COMSOL can be used by starting the COMSOL GUI that allows one to build models, run the COMSOL computational engine, and analyze results. With the COMSOL engine running on Eagle, the input to and output from the GUI must be available on a remote machine. The remote machine must be able to send/receive information for X Windows.

From the Terminal application on a FastX desktop, the following should bring up the COMSOL interface.

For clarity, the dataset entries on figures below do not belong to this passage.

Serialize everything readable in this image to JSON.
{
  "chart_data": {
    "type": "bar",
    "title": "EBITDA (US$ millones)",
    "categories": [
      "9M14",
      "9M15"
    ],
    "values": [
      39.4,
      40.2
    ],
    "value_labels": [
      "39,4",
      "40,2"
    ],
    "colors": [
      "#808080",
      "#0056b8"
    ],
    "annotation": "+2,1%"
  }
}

[user@ed3 ~]$ module purge
[user@ed3 ~]$ module load comsol/5.4
[user@ed3 ~]$ vglrun comsol

From an X-enabled shell on a compute node, replace the last command with

[user@r1i7n24 ~]$ comsol -3drend sw

Running a COMSOL Job in Batch Mode

You can save your model built in GUI mode into a file such as myinputfile.mph. Once that's available, the following job script shows how to run a single process multithreaded job in batch mode:

#!/bin/bash
#SBATCH --job-name=comsol-batch-1proc
#SBATCH --time=00:20:00
#SBATCH --nodes=1
#SBATCH --account=<your-allocation-id>
#SBATCH --output=comsol-%j.out
#SBATCH --error=comsol-%j.err

# This helps ensure your job runs from the directory
# from which you ran the sbatch command
cd $SLURM_SUBMIT_DIR

# Set up environment, and list to stdout for verification
module purge
module load comsol/5.4
echo " "
module list
echo " "

inputfile=$SLURM_SUBMIT_DIR/myinputfile.mph
outputfile=$SLURM_SUBMIT_DIR/myoutputfilename
logfile=$SLURM_SUBMIT_DIR/mylogfilename

# Run a COMSOL job with 36 threads.
# -np = number of threads per rank

comsol batch -np 36 -inputfile $inputfile -outputfile $outputfile –batchlog $logfile

Once this script file (assumed to be named script-comsol.slurm) is saved, it can be submitted to the job scheduler with

[user@el3 ~]$ sbatch script-comsol.slurm

Running a Multiprocess COMSOL Job

To configure a COMSOL job with multiple MPI ranks, the example Slurm script here might serve as a template:

#!/bin/bash
#SBATCH --job-name=comsol-batch-4proc
#SBATCH --time=00:20:00
#SBATCH --nodes=2
#SBATCH --ntasks-per-node=2
#SBATCH --account=<your-allocation-id>
#SBATCH --output=comsol-%j.out
#SBATCH --error=comsol-%j.err
# This helps ensure your job runs from the directory
# from which you ran the sbatch command
cd $SLURM_SUBMIT_DIR
# Set up environment, and list to stdout for verification
module purge
module load comsol/5.4
echo " "
module list
echo " "
inputfile=$SLURM_SUBMIT_DIR/myinputfile.mph
outputfile=$SLURM_SUBMIT_DIR/myoutputfilename
logfile=$SLURM_SUBMIT_DIR/mylogfilename
# Run a 2-node, 4-rank parallel COMSOL job with 18 threads for each rank.
# -nn = total number of MPI ranks
# -nnhost = number of MPI ranks per host
# -np = number of threads per rank

comsol –nn 4 -nnhost 2 batch -np 18 -inputfile $inputfile -outputfile $outputfile –batchlog $logfile

The job script is submitted to the scheduler just the same as above for the single-process example.